Red algae quenching agent using an alginate polygalacturonite oligomer derivative prepared by hydrolysis of alginic acid as an active ingredient. The red tide quenching agent of claim 1, wherein the alginic acid is extracted from kelp. 2. The red tide annihilating agent according to claim 1, wherein the alginic acid is hydrolyzed by adding alginic acid to an acidic solution or an alkaline solution at a temperature of 20 to 100 ° C, followed by stirring. The red tide quenching agent according to claim 1, wherein the alginic acid is hydrolyzed using an arginase enzyme. The red tide annihilating agent according to claim 4, wherein the alginate is hydrolyzed using the arginase enzyme in a pH range of 8 to 10. The red tide annihilating agent according to claim 1, wherein the alginic acid oligosaccharide derivative has a molecular weight distribution consisting of 1 to 16 sugars. The red tide annihilating agent according to any one of claims 1 to 6, wherein alginic acid having an average molecular weight of 8,000 or less is used as the active ingredient together with the alginic acid oligosaccharide derivative. 8. The red tide quenching agent according to claim 7, wherein the alginic acid and alginic acid oligosaccharide derivative has an alginic acid oligosaccharide derivative content of 60% or more in a mixture of both substances. An antimicrobial agent against fish pathogens comprising alginic acid oligosaccharide derivatives prepared by hydrolysis of alginic acid as an active ingredient.

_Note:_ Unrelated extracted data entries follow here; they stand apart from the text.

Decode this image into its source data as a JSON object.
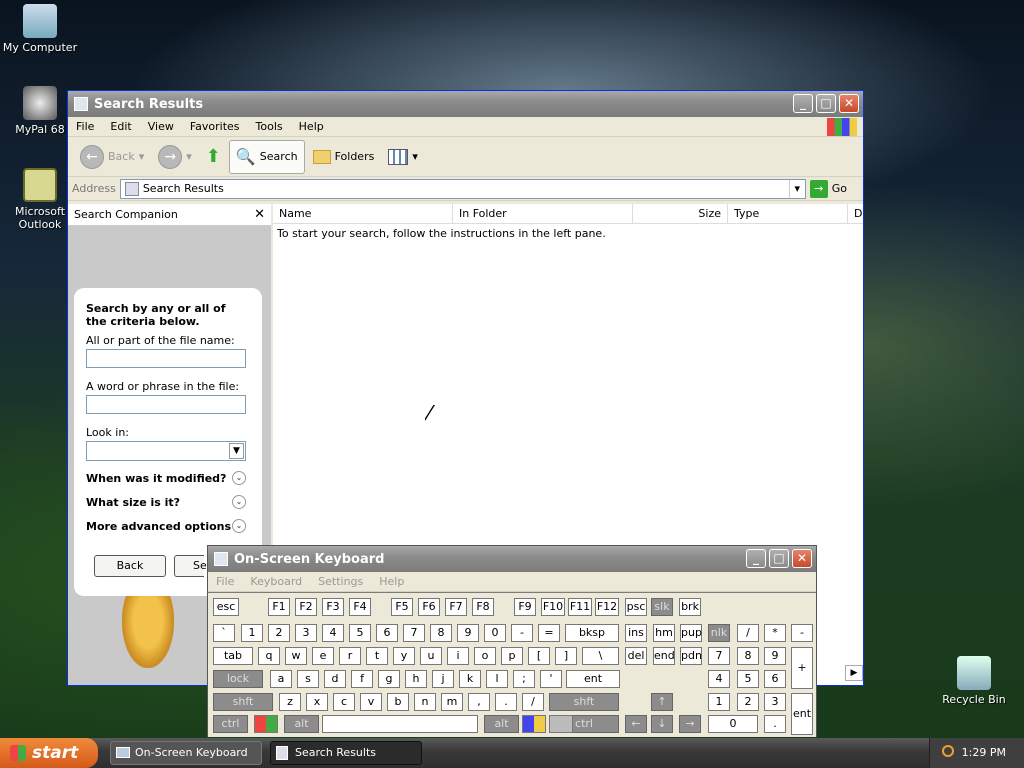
{
  "desktop": {
    "icons": [
      {
        "label": "My Computer"
      },
      {
        "label": "MyPal 68"
      },
      {
        "label": "Microsoft Outlook"
      },
      {
        "label": "Recycle Bin"
      }
    ]
  },
  "explorer": {
    "title": "Search Results",
    "menu": [
      "File",
      "Edit",
      "View",
      "Favorites",
      "Tools",
      "Help"
    ],
    "toolbar": {
      "back": "Back",
      "search": "Search",
      "folders": "Folders"
    },
    "address": {
      "label": "Address",
      "value": "Search Results",
      "go": "Go"
    },
    "companion": {
      "title": "Search Companion",
      "heading": "Search by any or all of the criteria below.",
      "file_name_label": "All or part of the file name:",
      "phrase_label": "A word or phrase in the file:",
      "look_in_label": "Look in:",
      "modified": "When was it modified?",
      "size": "What size is it?",
      "advanced": "More advanced options",
      "back_button": "Back",
      "search_button": "Se"
    },
    "columns": [
      "Name",
      "In Folder",
      "Size",
      "Type",
      "D"
    ],
    "message": "To start your search, follow the instructions in the left pane."
  },
  "osk": {
    "title": "On-Screen Keyboard",
    "menu": [
      "File",
      "Keyboard",
      "Settings",
      "Help"
    ],
    "rows": {
      "fn": [
        "esc",
        "F1",
        "F2",
        "F3",
        "F4",
        "F5",
        "F6",
        "F7",
        "F8",
        "F9",
        "F10",
        "F11",
        "F12",
        "psc",
        "slk",
        "brk"
      ],
      "num": [
        "`",
        "1",
        "2",
        "3",
        "4",
        "5",
        "6",
        "7",
        "8",
        "9",
        "0",
        "-",
        "=",
        "bksp",
        "ins",
        "hm",
        "pup",
        "nlk",
        "/",
        "*",
        "-"
      ],
      "tab": [
        "tab",
        "q",
        "w",
        "e",
        "r",
        "t",
        "y",
        "u",
        "i",
        "o",
        "p",
        "[",
        "]",
        "\\",
        "del",
        "end",
        "pdn",
        "7",
        "8",
        "9",
        "+"
      ],
      "caps": [
        "lock",
        "a",
        "s",
        "d",
        "f",
        "g",
        "h",
        "j",
        "k",
        "l",
        ";",
        "'",
        "ent",
        "4",
        "5",
        "6"
      ],
      "shift": [
        "shft",
        "z",
        "x",
        "c",
        "v",
        "b",
        "n",
        "m",
        ",",
        ".",
        "/",
        "shft",
        "↑",
        "1",
        "2",
        "3",
        "ent"
      ],
      "ctrl": [
        "ctrl",
        "alt",
        "alt",
        "ctrl",
        "←",
        "↓",
        "→",
        "0",
        "."
      ]
    }
  },
  "taskbar": {
    "start": "start",
    "items": [
      "On-Screen Keyboard",
      "Search Results"
    ],
    "clock": "1:29 PM"
  }
}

The antimicrobial agent of claim 9, wherein the alginate oligosaccharide derivative is used as an active ingredient with alginic acid having an average molecular weight of 8,000 or less. 10. The antimicrobial agent of claim 9, wherein the alginic acid and alginic acid oligosaccharide derivatives have an alginic acid oligosaccharide derivative content of 60% or more in a mixture of both substances. A fish parasitic agent comprising an alginic acid oligosaccharide derivative prepared by hydrolysis of alginic acid as an active ingredient. The fish parasite preparation according to claim 12, wherein the alginic acid oligosaccharide derivative is used as an active ingredient with alginic acid having an average molecular weight of 8,000 or less. The parasitic insecticide according to claim 12, wherein the alginic acid and alginic acid oligosaccharide derivatives have an alginic acid oligosaccharide derivative content of 60% or more in a mixture of both substances.